Quali affinità legano il suo lavoro a quello di un manager di azienda?Ogni azienda va gestita come tale, a prescindere dal prodotto che vende. Comprese quelle che fanno cultura. Quando si crea un prodotto, lo si lancia nel mercato, nel tempo si costruisce il brand con pubbliche relazioni e credibilità, poi lo si sostiene con pubblicità e marketing. Il problema per le mostre è che sono come i prodotti freschi: hanno una durata limitata. Quindi la fidelizzazione del cliente non esiste, o comunque esiste molto meno; un visitatore può apprezzare la mia mostra su El Greco, però magari alla prossima su un altro pittore non viene perché non gli interessa l’artista.

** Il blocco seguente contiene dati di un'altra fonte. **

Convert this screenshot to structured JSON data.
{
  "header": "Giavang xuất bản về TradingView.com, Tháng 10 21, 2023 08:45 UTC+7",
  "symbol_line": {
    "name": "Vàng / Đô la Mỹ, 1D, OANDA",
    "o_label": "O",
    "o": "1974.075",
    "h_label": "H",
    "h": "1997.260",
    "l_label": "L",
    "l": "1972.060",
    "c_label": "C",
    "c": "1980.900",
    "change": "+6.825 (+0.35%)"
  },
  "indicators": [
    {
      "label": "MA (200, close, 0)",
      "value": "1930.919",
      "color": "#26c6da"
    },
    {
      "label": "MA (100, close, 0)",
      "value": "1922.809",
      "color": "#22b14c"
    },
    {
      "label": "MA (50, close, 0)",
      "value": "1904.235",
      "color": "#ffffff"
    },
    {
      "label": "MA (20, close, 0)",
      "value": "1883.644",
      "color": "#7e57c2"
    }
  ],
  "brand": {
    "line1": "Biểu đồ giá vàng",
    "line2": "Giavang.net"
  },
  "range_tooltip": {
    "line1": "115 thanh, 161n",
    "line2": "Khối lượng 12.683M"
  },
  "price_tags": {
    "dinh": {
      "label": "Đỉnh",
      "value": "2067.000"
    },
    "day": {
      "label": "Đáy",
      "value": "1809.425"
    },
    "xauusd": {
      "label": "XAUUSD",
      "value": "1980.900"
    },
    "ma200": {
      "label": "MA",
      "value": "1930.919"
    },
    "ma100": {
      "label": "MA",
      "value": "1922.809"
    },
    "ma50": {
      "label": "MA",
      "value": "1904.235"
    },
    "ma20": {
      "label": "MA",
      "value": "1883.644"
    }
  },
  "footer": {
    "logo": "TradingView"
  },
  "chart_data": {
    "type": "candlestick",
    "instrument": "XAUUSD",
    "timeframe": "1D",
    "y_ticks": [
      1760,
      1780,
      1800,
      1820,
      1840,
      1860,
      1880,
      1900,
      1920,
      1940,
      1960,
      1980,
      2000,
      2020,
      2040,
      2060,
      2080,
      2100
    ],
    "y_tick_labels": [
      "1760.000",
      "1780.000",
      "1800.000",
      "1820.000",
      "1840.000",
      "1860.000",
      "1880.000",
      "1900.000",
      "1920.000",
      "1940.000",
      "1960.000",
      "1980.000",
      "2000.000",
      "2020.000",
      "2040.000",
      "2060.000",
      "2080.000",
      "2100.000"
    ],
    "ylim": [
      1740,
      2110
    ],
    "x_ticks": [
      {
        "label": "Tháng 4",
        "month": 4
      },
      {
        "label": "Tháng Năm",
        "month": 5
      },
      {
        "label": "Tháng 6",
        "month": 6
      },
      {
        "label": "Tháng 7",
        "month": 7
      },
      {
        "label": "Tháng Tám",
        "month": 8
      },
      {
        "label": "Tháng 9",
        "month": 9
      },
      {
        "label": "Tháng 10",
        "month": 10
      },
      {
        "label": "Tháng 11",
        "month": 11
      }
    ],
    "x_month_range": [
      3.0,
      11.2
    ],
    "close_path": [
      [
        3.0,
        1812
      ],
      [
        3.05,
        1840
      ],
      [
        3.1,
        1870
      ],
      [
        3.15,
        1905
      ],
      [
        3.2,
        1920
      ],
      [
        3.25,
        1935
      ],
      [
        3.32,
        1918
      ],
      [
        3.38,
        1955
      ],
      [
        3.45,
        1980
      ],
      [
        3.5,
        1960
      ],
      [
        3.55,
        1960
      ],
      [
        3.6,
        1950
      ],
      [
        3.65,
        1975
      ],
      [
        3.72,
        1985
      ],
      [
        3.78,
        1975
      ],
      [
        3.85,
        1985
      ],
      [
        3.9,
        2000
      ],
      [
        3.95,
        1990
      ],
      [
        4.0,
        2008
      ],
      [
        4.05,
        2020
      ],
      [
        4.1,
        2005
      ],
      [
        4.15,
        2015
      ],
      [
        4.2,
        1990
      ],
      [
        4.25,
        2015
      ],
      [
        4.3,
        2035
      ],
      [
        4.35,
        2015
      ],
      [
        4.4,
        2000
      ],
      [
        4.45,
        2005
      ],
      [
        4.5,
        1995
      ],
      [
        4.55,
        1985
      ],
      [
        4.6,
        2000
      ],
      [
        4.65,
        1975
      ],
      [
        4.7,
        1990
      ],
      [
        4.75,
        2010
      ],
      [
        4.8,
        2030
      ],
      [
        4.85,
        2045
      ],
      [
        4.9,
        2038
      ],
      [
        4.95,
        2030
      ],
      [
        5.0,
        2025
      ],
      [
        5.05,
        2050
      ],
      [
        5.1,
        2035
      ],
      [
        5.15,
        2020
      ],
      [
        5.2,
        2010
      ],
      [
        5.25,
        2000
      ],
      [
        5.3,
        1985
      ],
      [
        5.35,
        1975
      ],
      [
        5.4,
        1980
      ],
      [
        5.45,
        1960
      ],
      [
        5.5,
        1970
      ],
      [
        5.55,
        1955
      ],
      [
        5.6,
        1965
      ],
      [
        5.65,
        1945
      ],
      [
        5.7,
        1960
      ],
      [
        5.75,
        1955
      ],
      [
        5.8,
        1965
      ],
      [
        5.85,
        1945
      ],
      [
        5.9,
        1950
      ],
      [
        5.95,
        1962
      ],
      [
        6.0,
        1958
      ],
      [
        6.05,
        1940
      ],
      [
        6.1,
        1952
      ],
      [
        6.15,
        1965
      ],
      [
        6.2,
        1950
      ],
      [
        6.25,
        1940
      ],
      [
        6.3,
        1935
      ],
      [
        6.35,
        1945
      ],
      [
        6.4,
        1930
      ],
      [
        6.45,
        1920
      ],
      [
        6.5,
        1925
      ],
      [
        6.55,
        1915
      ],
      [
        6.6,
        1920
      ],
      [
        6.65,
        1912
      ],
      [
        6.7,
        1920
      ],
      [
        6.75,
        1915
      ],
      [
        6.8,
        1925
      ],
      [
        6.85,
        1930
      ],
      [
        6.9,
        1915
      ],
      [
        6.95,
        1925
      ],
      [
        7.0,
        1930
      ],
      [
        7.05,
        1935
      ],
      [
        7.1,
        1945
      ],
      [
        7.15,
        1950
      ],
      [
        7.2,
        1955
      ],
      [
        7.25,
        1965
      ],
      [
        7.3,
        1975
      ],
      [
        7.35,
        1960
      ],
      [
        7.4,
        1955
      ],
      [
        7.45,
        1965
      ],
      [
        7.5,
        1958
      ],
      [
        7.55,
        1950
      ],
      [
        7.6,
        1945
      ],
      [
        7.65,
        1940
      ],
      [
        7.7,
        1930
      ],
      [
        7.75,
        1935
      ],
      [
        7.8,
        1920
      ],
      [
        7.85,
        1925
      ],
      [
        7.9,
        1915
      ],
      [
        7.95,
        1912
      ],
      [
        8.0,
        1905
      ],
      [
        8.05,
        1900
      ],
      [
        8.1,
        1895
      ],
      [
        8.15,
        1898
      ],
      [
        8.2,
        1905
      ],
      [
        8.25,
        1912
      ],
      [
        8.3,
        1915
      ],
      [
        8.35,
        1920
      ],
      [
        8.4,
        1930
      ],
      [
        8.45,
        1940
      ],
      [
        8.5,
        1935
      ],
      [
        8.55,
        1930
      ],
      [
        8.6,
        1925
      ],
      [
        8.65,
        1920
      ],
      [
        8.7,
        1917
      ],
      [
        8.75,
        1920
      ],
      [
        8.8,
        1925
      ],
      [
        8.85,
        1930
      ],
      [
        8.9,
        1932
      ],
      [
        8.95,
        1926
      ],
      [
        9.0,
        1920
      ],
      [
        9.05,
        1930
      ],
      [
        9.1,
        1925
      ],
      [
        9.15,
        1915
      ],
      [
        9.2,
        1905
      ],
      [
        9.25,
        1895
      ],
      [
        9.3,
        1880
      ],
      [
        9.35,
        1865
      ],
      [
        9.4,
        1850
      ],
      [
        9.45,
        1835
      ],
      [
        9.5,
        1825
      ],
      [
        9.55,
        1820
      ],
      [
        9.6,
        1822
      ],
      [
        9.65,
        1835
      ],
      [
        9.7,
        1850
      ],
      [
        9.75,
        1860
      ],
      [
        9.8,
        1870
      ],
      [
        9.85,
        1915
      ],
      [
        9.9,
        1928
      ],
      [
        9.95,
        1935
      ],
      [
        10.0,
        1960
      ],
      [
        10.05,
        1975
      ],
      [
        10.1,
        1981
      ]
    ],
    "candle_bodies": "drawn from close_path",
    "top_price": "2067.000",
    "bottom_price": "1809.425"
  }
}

Lei ha lavorato molto all’estero. Quali differenze ha riscontrato rispetto al nostro Paese?C’è una diversità enorme sui capitali investiti nell’arte. In Inghilterra e Francia, inoltre, il numero di professionisti manageriali impegnati nel settore culturale è molto più alto. Per questo dico che nei musei servono più manager che affianchino, e non sostituiscano, i responsabili e curatori scientifici, oppure che si mettano al servizio dei sovrintendenti provinciali. Occorre introdurre una logica aziendale e di profitto, a partire dalle strategie di brandizzazione dei marchi museali, come sta facendo il Louvre di Parigi, pronto a sbarcare ad Abu Dabi.

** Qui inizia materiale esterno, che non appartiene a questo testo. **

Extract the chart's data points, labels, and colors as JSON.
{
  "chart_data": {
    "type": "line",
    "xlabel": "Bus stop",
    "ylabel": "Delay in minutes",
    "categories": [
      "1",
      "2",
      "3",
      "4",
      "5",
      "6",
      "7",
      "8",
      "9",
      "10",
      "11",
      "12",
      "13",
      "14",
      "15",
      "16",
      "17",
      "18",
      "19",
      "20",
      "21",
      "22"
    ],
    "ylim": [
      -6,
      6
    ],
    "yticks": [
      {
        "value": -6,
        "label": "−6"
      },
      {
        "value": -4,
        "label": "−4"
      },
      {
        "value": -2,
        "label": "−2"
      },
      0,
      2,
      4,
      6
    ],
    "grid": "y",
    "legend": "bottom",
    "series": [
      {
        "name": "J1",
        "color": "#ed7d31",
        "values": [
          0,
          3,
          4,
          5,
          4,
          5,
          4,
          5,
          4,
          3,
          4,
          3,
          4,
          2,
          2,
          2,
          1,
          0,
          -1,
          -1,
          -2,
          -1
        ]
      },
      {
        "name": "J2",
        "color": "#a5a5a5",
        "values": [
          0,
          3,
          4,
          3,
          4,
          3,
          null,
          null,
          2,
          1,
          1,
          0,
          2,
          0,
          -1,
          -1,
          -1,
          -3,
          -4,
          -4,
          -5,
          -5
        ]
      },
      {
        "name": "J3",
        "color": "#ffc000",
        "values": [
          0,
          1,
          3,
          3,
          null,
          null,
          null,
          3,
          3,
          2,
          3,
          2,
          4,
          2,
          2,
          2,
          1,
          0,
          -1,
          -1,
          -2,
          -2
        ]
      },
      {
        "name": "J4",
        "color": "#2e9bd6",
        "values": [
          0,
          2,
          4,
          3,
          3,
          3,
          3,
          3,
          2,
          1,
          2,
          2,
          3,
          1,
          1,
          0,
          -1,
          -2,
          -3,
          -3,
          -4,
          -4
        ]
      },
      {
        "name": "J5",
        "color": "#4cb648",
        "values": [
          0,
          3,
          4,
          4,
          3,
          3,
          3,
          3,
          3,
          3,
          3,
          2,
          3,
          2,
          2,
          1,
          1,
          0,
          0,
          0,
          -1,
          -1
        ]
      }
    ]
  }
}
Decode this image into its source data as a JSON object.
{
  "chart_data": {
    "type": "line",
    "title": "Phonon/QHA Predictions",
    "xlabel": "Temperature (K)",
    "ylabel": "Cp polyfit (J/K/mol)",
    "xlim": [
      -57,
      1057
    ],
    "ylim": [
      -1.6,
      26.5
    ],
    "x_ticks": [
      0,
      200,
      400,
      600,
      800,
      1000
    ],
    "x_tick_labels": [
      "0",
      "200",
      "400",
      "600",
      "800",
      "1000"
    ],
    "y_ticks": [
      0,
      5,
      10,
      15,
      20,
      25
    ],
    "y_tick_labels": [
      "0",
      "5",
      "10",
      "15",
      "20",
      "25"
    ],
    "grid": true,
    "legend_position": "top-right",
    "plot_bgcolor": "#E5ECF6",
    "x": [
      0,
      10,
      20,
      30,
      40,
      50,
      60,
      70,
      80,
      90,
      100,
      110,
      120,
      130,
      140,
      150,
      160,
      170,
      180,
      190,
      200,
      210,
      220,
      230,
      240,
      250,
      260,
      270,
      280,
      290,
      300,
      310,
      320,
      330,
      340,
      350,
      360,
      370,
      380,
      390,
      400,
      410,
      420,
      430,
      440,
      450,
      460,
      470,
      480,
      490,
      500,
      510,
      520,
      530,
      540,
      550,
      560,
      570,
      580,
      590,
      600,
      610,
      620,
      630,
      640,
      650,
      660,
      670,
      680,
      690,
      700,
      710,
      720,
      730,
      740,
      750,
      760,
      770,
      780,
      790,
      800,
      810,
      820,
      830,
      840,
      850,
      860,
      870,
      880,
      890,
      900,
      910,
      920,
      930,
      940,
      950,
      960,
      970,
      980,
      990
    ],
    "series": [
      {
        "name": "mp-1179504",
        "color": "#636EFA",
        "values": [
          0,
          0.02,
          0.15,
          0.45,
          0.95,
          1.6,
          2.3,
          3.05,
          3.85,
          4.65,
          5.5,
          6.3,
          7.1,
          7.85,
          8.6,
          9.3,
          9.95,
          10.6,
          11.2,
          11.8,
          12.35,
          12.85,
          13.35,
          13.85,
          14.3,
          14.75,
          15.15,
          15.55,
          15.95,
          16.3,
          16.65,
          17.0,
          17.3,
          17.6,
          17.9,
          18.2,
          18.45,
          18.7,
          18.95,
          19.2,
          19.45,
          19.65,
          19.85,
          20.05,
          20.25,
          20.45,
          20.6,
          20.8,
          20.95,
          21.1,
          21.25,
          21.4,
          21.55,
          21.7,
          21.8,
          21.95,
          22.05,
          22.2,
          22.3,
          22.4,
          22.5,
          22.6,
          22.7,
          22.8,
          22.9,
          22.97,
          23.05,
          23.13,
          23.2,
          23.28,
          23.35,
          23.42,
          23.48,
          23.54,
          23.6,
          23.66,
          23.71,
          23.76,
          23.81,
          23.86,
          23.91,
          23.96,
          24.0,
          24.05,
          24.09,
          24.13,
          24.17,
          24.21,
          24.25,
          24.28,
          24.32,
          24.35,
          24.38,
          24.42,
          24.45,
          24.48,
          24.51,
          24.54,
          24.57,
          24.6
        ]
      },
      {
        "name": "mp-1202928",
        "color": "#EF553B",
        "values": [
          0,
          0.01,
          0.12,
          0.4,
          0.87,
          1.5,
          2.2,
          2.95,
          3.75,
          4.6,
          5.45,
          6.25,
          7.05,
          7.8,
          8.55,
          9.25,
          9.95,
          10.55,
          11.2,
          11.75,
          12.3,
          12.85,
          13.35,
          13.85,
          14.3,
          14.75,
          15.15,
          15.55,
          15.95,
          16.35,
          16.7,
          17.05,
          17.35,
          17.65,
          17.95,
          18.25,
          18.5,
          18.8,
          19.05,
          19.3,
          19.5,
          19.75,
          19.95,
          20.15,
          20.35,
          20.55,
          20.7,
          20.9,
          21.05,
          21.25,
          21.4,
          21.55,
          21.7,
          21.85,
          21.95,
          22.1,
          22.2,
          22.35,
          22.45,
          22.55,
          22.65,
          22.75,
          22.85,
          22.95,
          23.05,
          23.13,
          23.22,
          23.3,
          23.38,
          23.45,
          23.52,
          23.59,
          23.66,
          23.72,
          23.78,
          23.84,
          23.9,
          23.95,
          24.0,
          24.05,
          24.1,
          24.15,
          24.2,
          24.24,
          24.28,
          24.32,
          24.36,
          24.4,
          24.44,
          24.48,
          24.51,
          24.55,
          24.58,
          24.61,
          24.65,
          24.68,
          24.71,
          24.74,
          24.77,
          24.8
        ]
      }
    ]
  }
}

Cosa ne pensa dell’Art Bonus varato dal Governo?L’idea di concedere uno sgravio fiscale a chi investe in cultura è senz’altro positiva, ma perché limitarlo al 65%? Perché non stabilire uno sgravio totale? Se ci si crede, lo si faccia fino in fondo. Discorso analogo va fatto per il ministero dei Beni culturali: perché è ancora senza portafoglio e ha budget così limitati, pur essendo l’Italia il Paese con il più grande patrimonio artistico al mondo?

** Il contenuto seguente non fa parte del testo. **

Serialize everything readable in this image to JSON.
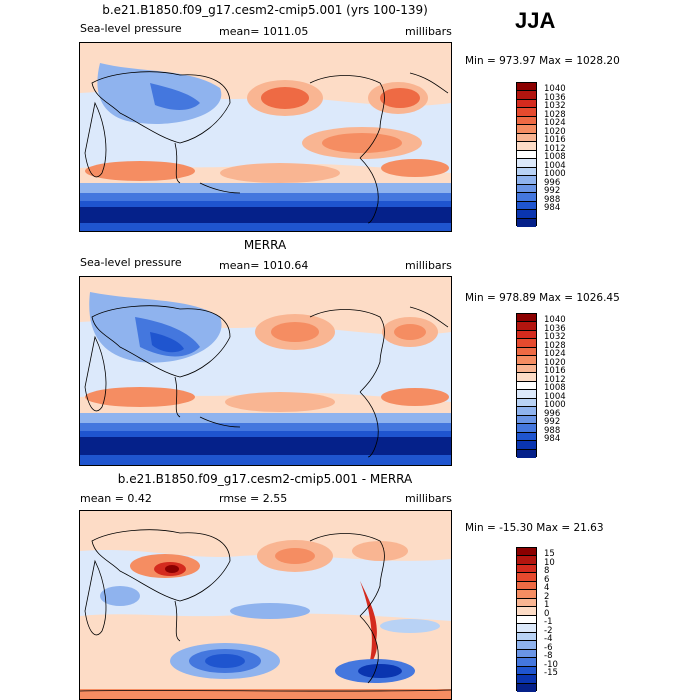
{
  "season": "JJA",
  "panels": [
    {
      "title": "b.e21.B1850.f09_g17.cesm2-cmip5.001 (yrs 100-139)",
      "left_label": "Sea-level pressure",
      "center_label": "mean= 1011.05",
      "right_label": "millibars",
      "minmax": "Min = 973.97 Max = 1028.20",
      "colorbar": {
        "labels": [
          "1040",
          "1036",
          "1032",
          "1028",
          "1024",
          "1020",
          "1016",
          "1012",
          "1008",
          "1004",
          "1000",
          "996",
          "992",
          "988",
          "984"
        ],
        "colors": [
          "#8b0000",
          "#b3150f",
          "#d42b1e",
          "#e64a2e",
          "#ee6a44",
          "#f58d62",
          "#f9b592",
          "#fddcc6",
          "#ffffff",
          "#dce9fb",
          "#b8d2f5",
          "#8fb3ee",
          "#6a95e6",
          "#4477de",
          "#1f55cf",
          "#0a35b0",
          "#05218a"
        ]
      }
    },
    {
      "title": "MERRA",
      "left_label": "Sea-level pressure",
      "center_label": "mean= 1010.64",
      "right_label": "millibars",
      "minmax": "Min = 978.89 Max = 1026.45",
      "colorbar": {
        "labels": [
          "1040",
          "1036",
          "1032",
          "1028",
          "1024",
          "1020",
          "1016",
          "1012",
          "1008",
          "1004",
          "1000",
          "996",
          "992",
          "988",
          "984"
        ],
        "colors": [
          "#8b0000",
          "#b3150f",
          "#d42b1e",
          "#e64a2e",
          "#ee6a44",
          "#f58d62",
          "#f9b592",
          "#fddcc6",
          "#ffffff",
          "#dce9fb",
          "#b8d2f5",
          "#8fb3ee",
          "#6a95e6",
          "#4477de",
          "#1f55cf",
          "#0a35b0",
          "#05218a"
        ]
      }
    },
    {
      "title": "b.e21.B1850.f09_g17.cesm2-cmip5.001 - MERRA",
      "left_label": "mean =   0.42",
      "center_label": "rmse =   2.55",
      "right_label": "millibars",
      "minmax": "Min = -15.30 Max =  21.63",
      "colorbar": {
        "labels": [
          "15",
          "10",
          "8",
          "6",
          "4",
          "2",
          "1",
          "0",
          "-1",
          "-2",
          "-4",
          "-6",
          "-8",
          "-10",
          "-15"
        ],
        "colors": [
          "#8b0000",
          "#b3150f",
          "#d42b1e",
          "#e64a2e",
          "#ee6a44",
          "#f58d62",
          "#f9b592",
          "#fddcc6",
          "#ffffff",
          "#dce9fb",
          "#b8d2f5",
          "#8fb3ee",
          "#6a95e6",
          "#4477de",
          "#1f55cf",
          "#0a35b0",
          "#05218a"
        ]
      }
    }
  ]
}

Forse c’è un problema di mentalità anche nelle istituzioni pubbliche?Il problema è che siamo abituati ad avere una ricchezza immensa che anche con investimenti minimi continua ad attirare turisti. Ma non può andare avanti sempre così. Servono nuove idee, personalità del calibro di Vittorio Sgarbi capaci di creare attenzione attorno a mostre ed eventi culturali, nuovi progetti di marketing per la promozione dei brand di opere e musei. Bisogna infine mettersi in testa che la cultura è un prodotto e come tale va venduto, senza prescindere del tutto dalle logiche del mercato.

L’ULTIMA FATICA
Ha trovato spazio a Treviso la mostra El Greco in Italia. Metamorfosi di un genio, la più importante retrospettiva mai realizzata nel nostro Paese su Doménikos Theotokópoulos, detto El Greco. L’esposizione, che rimarrà aperta fino al 10 aprile, è organizzata da Kornice di Andrea Brunello con la collaborazione di Art for Public e Fondazione Cassamarca e svela i capolavori del pittore negli anni 1567-1576, quando l’artista visse nella Penisola. Il curatore della mostra, professor Lionello Puppi, docente emerito dell’Università Ca’ Foscari di Venezia, coadiuvato da un comitato scientifico internazionale, ha ricostruito un affascinante viaggio sulle tracce dell’attività dell’artista tra Venezia, Roma e l’Italia centrale, dove El Greco ebbe modo di entrare in contatto diretto con la coeva arte di Tiziano, Bassano e Tintoretto, artisti che influenzarono profondamente la sua opera.